I let her scream as I pull on my uniform. I have more deliveries to make.
CHAPTER 19
Einar
“Where is she?” I ask Rafe the question. He promised he wasn’t going to take his eye off her for even a moment, but somehow she has managed to give him the slip. I’m not surprised. Running is what she does. She’s very good at it. She’s clearly read the chapter on evasion in my book a hundred times or more. At this point, she may as well write her own.
“She went to work,” he says. “I’m sorry. She talked me into it. I realized that we don’t actually have any right to treat her like a prisoner. If she wants to be a delivery driver, there’s no reason to stop her.”
“Why do we keep having to have this discussion?” I sigh. It seems to me that the three of us should be able to keep tabs on one little girl.
“Maybe we could respect her as an autonomous adult woman who can make her own choices and doesn’t see herself as a pawn in our plot?” Kirin makes the comment snidely.

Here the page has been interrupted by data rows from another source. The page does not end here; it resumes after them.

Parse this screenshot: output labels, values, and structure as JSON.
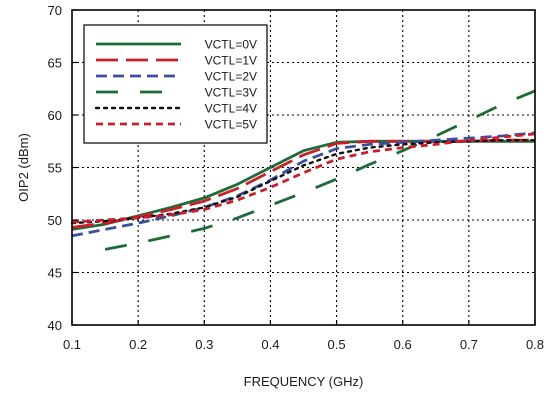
{
  "chart_data": {
    "type": "line",
    "title": "",
    "xlabel": "FREQUENCY (GHz)",
    "ylabel": "OIP2 (dBm)",
    "xlim": [
      0.1,
      0.8
    ],
    "ylim": [
      40,
      70
    ],
    "xticks": [
      0.1,
      0.2,
      0.3,
      0.4,
      0.5,
      0.6,
      0.7,
      0.8
    ],
    "yticks": [
      40,
      45,
      50,
      55,
      60,
      65,
      70
    ],
    "xtick_labels": [
      "0.1",
      "0.2",
      "0.3",
      "0.4",
      "0.5",
      "0.6",
      "0.7",
      "0.8"
    ],
    "ytick_labels": [
      "40",
      "45",
      "50",
      "55",
      "60",
      "65",
      "70"
    ],
    "grid": true,
    "legend_position": "top-left",
    "series": [
      {
        "name": "VCTL=0V",
        "color": "#1e6b3a",
        "dash": "solid",
        "x": [
          0.1,
          0.15,
          0.2,
          0.25,
          0.3,
          0.35,
          0.4,
          0.45,
          0.5,
          0.55,
          0.6,
          0.65,
          0.7,
          0.75,
          0.8
        ],
        "y": [
          49.1,
          49.6,
          50.4,
          51.2,
          52.1,
          53.4,
          55.0,
          56.6,
          57.4,
          57.5,
          57.5,
          57.5,
          57.5,
          57.5,
          57.5
        ]
      },
      {
        "name": "VCTL=1V",
        "color": "#c8202a",
        "dash": "longdash",
        "x": [
          0.1,
          0.15,
          0.2,
          0.25,
          0.3,
          0.35,
          0.4,
          0.45,
          0.5,
          0.55,
          0.6,
          0.65,
          0.7,
          0.75,
          0.8
        ],
        "y": [
          49.3,
          49.7,
          50.3,
          51.0,
          51.8,
          53.0,
          54.6,
          56.2,
          57.3,
          57.5,
          57.5,
          57.5,
          57.5,
          57.6,
          57.6
        ]
      },
      {
        "name": "VCTL=2V",
        "color": "#3b4fa0",
        "dash": "dash",
        "x": [
          0.1,
          0.15,
          0.2,
          0.25,
          0.3,
          0.35,
          0.4,
          0.45,
          0.5,
          0.55,
          0.6,
          0.65,
          0.7,
          0.75,
          0.8
        ],
        "y": [
          48.5,
          49.1,
          49.7,
          50.4,
          51.2,
          52.3,
          53.8,
          55.6,
          56.8,
          57.2,
          57.4,
          57.6,
          57.8,
          58.0,
          58.3
        ]
      },
      {
        "name": "VCTL=3V",
        "color": "#1e6b3a",
        "dash": "sparse",
        "x": [
          0.15,
          0.2,
          0.25,
          0.3,
          0.35,
          0.4,
          0.45,
          0.5,
          0.55,
          0.6,
          0.65,
          0.7,
          0.75,
          0.8
        ],
        "y": [
          47.2,
          47.8,
          48.5,
          49.2,
          50.2,
          51.4,
          52.6,
          53.9,
          55.3,
          56.6,
          58.0,
          59.5,
          61.0,
          62.3
        ]
      },
      {
        "name": "VCTL=4V",
        "color": "#111111",
        "dash": "dot",
        "x": [
          0.1,
          0.15,
          0.2,
          0.25,
          0.3,
          0.35,
          0.4,
          0.45,
          0.5,
          0.55,
          0.6,
          0.65,
          0.7,
          0.75,
          0.8
        ],
        "y": [
          49.7,
          49.9,
          50.2,
          50.6,
          51.2,
          52.2,
          53.7,
          55.2,
          56.3,
          56.9,
          57.2,
          57.4,
          57.5,
          57.6,
          57.6
        ]
      },
      {
        "name": "VCTL=5V",
        "color": "#c8202a",
        "dash": "shortdash",
        "x": [
          0.1,
          0.15,
          0.2,
          0.25,
          0.3,
          0.35,
          0.4,
          0.45,
          0.5,
          0.55,
          0.6,
          0.65,
          0.7,
          0.75,
          0.8
        ],
        "y": [
          49.8,
          50.0,
          50.2,
          50.5,
          51.0,
          51.9,
          53.1,
          54.5,
          55.8,
          56.5,
          56.9,
          57.2,
          57.6,
          57.9,
          58.2
        ]
      }
    ]
  }
}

Rafe and I look at him with dour expressions that eventually make him shrug. “Or not,” he says, now dipping into sarcasm. “Oh, no, I can’t believe she did the one thing she literally always does. Shocking.”
“Our plan isn’t just for us,” I remind the others. “It’s for everyone. It’s for Eclipse City. We’re not just trying to get a throne back. We’re trying to liberate the downtrodden. We’re trying to right a wrong. And sometimes that means people who don’t want to play a part still have to.”

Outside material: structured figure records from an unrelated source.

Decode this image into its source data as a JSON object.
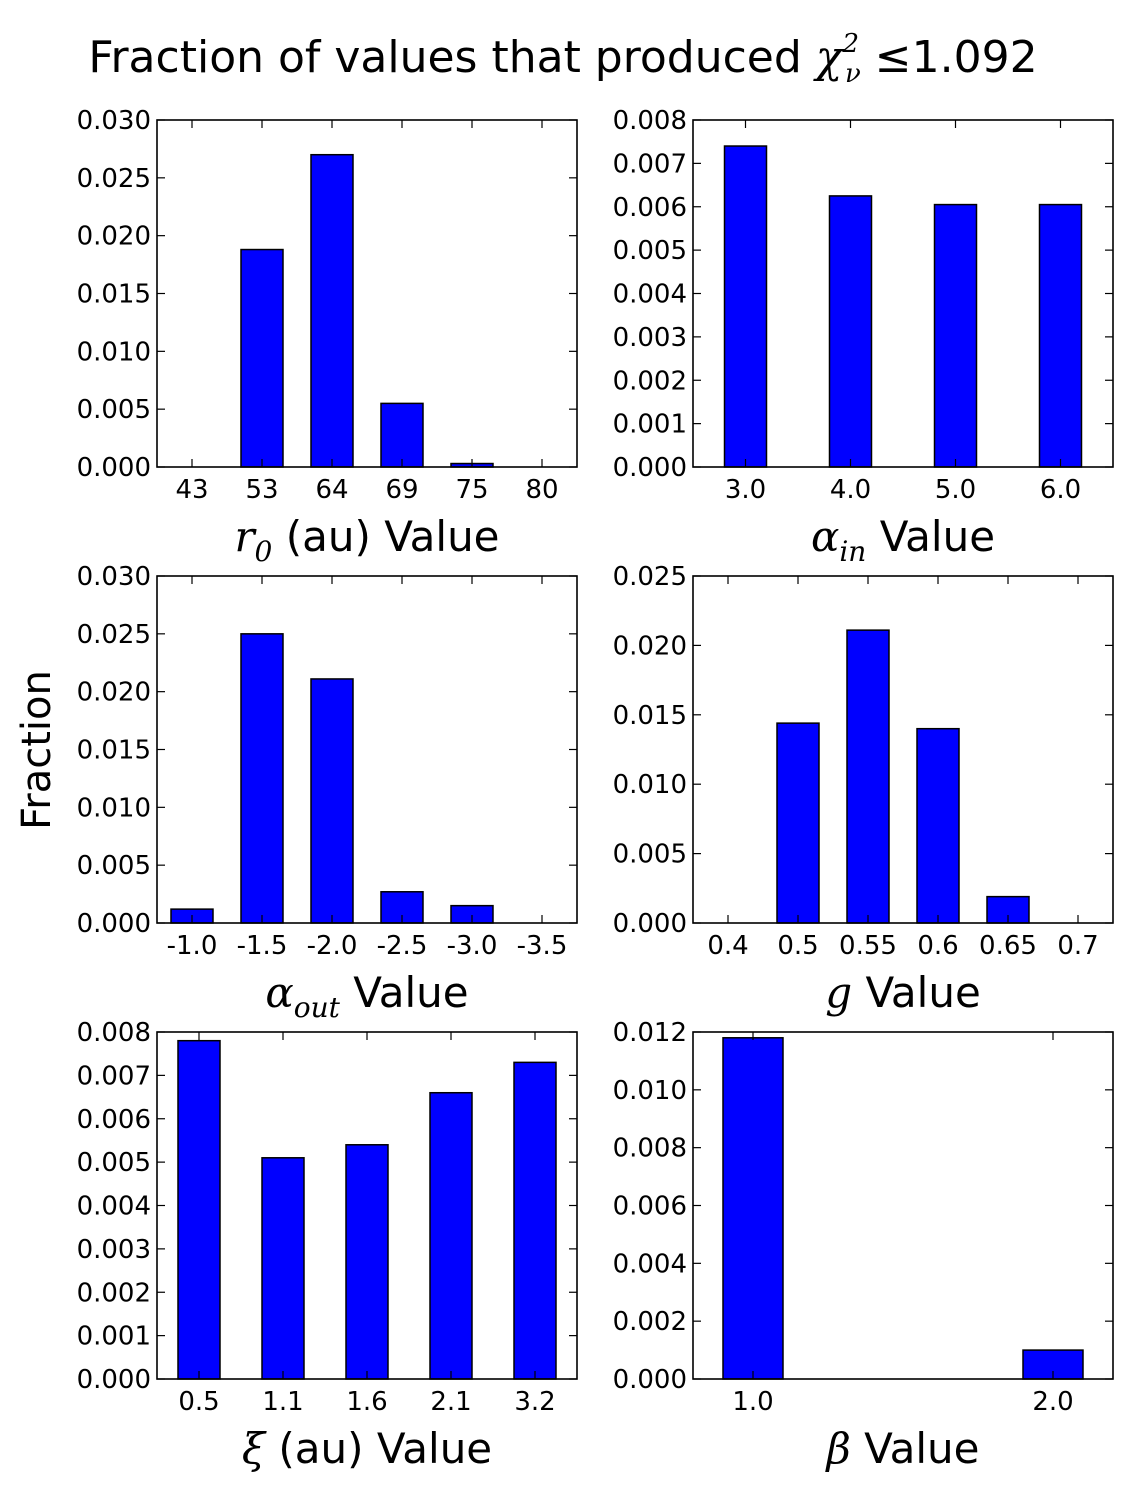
{
  "figure": {
    "title_prefix": "Fraction of values that produced ",
    "title_symbol": "χ",
    "title_superscript": "2",
    "title_subscript": "ν",
    "title_suffix": " ≤1.092",
    "ylabel": "Fraction",
    "bar_color": "#0000ff"
  },
  "chart_data": [
    {
      "type": "bar",
      "xlabel_symbol": "r",
      "xlabel_subscript": "0",
      "xlabel_text": " (au) Value",
      "ylabel": "Fraction",
      "categories": [
        "43",
        "53",
        "64",
        "69",
        "75",
        "80"
      ],
      "values": [
        0.0,
        0.0188,
        0.027,
        0.0055,
        0.0003,
        0.0
      ],
      "ylim": [
        0,
        0.03
      ],
      "yticks": [
        "0.000",
        "0.005",
        "0.010",
        "0.015",
        "0.020",
        "0.025",
        "0.030"
      ]
    },
    {
      "type": "bar",
      "xlabel_symbol": "α",
      "xlabel_subscript": "in",
      "xlabel_text": " Value",
      "ylabel": "Fraction",
      "categories": [
        "3.0",
        "4.0",
        "5.0",
        "6.0"
      ],
      "values": [
        0.0074,
        0.00625,
        0.00605,
        0.00605
      ],
      "ylim": [
        0,
        0.008
      ],
      "yticks": [
        "0.000",
        "0.001",
        "0.002",
        "0.003",
        "0.004",
        "0.005",
        "0.006",
        "0.007",
        "0.008"
      ]
    },
    {
      "type": "bar",
      "xlabel_symbol": "α",
      "xlabel_subscript": "out",
      "xlabel_text": " Value",
      "ylabel": "Fraction",
      "categories": [
        "-1.0",
        "-1.5",
        "-2.0",
        "-2.5",
        "-3.0",
        "-3.5"
      ],
      "values": [
        0.0012,
        0.025,
        0.0211,
        0.0027,
        0.0015,
        0.0
      ],
      "ylim": [
        0,
        0.03
      ],
      "yticks": [
        "0.000",
        "0.005",
        "0.010",
        "0.015",
        "0.020",
        "0.025",
        "0.030"
      ]
    },
    {
      "type": "bar",
      "xlabel_symbol": "g",
      "xlabel_subscript": "",
      "xlabel_text": " Value",
      "ylabel": "Fraction",
      "categories": [
        "0.4",
        "0.5",
        "0.55",
        "0.6",
        "0.65",
        "0.7"
      ],
      "values": [
        0.0,
        0.0144,
        0.0211,
        0.014,
        0.0019,
        0.0
      ],
      "ylim": [
        0,
        0.025
      ],
      "yticks": [
        "0.000",
        "0.005",
        "0.010",
        "0.015",
        "0.020",
        "0.025"
      ]
    },
    {
      "type": "bar",
      "xlabel_symbol": "ξ",
      "xlabel_subscript": "",
      "xlabel_text": " (au) Value",
      "ylabel": "Fraction",
      "categories": [
        "0.5",
        "1.1",
        "1.6",
        "2.1",
        "3.2"
      ],
      "values": [
        0.0078,
        0.0051,
        0.0054,
        0.0066,
        0.0073
      ],
      "ylim": [
        0,
        0.008
      ],
      "yticks": [
        "0.000",
        "0.001",
        "0.002",
        "0.003",
        "0.004",
        "0.005",
        "0.006",
        "0.007",
        "0.008"
      ]
    },
    {
      "type": "bar",
      "xlabel_symbol": "β",
      "xlabel_subscript": "",
      "xlabel_text": " Value",
      "ylabel": "Fraction",
      "categories": [
        "1.0",
        "2.0"
      ],
      "values": [
        0.0118,
        0.001
      ],
      "ylim": [
        0,
        0.012
      ],
      "yticks": [
        "0.000",
        "0.002",
        "0.004",
        "0.006",
        "0.008",
        "0.010",
        "0.012"
      ]
    }
  ]
}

“The two of you need to argue,” Rafe says. “She was very convincing, and now you are.”
“Of all the people who stand to gain from this, Rafe…” I trail off. I can’t lecture my pack mates. I can’t be the only person who cares about the mission we embarked upon.
“We could chain her,” Rafe says. “Cage her.”

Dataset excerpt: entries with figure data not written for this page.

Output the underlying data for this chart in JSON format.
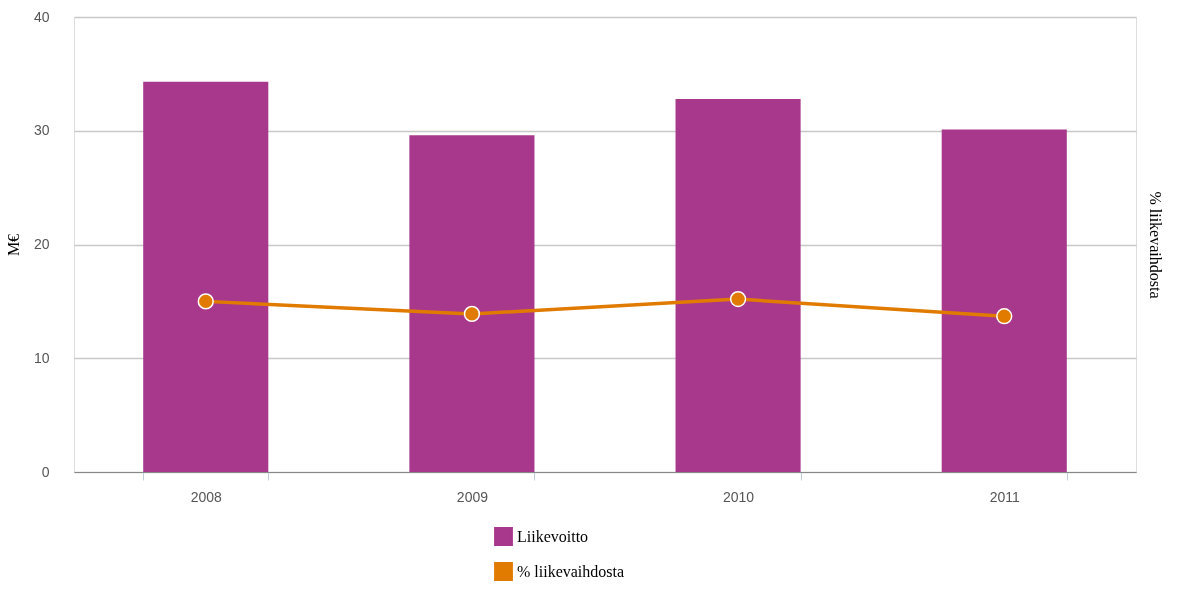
{
  "chart_data": {
    "type": "bar",
    "categories": [
      "2008",
      "2009",
      "2010",
      "2011"
    ],
    "ylabel": "M€",
    "y2label": "% liikevaihdosta",
    "ylim": [
      0,
      40
    ],
    "yticks": [
      0,
      10,
      20,
      30,
      40
    ],
    "grid": "y",
    "legend": "bottom",
    "marker": "circle",
    "series": [
      {
        "name": "Liikevoitto",
        "color": "#a8388c",
        "values": [
          34.3,
          29.6,
          32.8,
          30.1
        ]
      },
      {
        "name": "% liikevaihdosta",
        "type": "line",
        "color": "#e07b00",
        "values": [
          15.0,
          13.9,
          15.2,
          13.7
        ]
      }
    ]
  }
}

“Can’t get her into the king’s harem selection if she’s caged with us. We have to get her on our side. She needs to be made obedient.”
“Good luck with that,” Kirin says. “She’s not going to do anything she doesn’t want to do.”
“Then we need to make her want it, somehow.”
“I don’t think she really cares about the king, one way or another,” Rafe says. “To her, the king is just some guy she’s never met, and we’re saying actually it should be some other guy she’s never met. There are no stakes for her. She identifies more with people in the city than people at the academy. She chooses to go work as a delivery driver…”
“That’s because delivery drivers get to ride like assholes with death wishes and get rewarded for it,” Kirin grins.
“Whatever Delivery 2 Go is doing, we need to do as well,” Rafe says.
“Oh, you’ve gone insane. You think we should devise strategy from a shit-tier delivery company that kills a third of its drivers every year?” Kirin says.
“I think we should do what works,” I say.
“Uh. Guys?” Kirin turns his tablet toward the pair of us and slides the volume up. It’s a news broadcast on a social media feed, so there’s a cartoon bear dancing in the corner of the screen as a reporter does a serious voiceover.
“Drone and personal streaming footage today caught sight of a disturbing crime in the very heart of Eclipse’s industrial district. In the aftermath of a hijacked delivery, a delivery rider turns into a wolf and kills six gang members. We speak to personnel manager and branch owner, Clint Legend.”
The image of a pasty white man appears on the other half of the screen. He’s in the D2G office. We’ve seen it before. There’s a coffee stain on his shirt, which I am almost certain he does not give anything even faintly resembling a damn about. Clint has transcended many of the concerns that plague other mortals.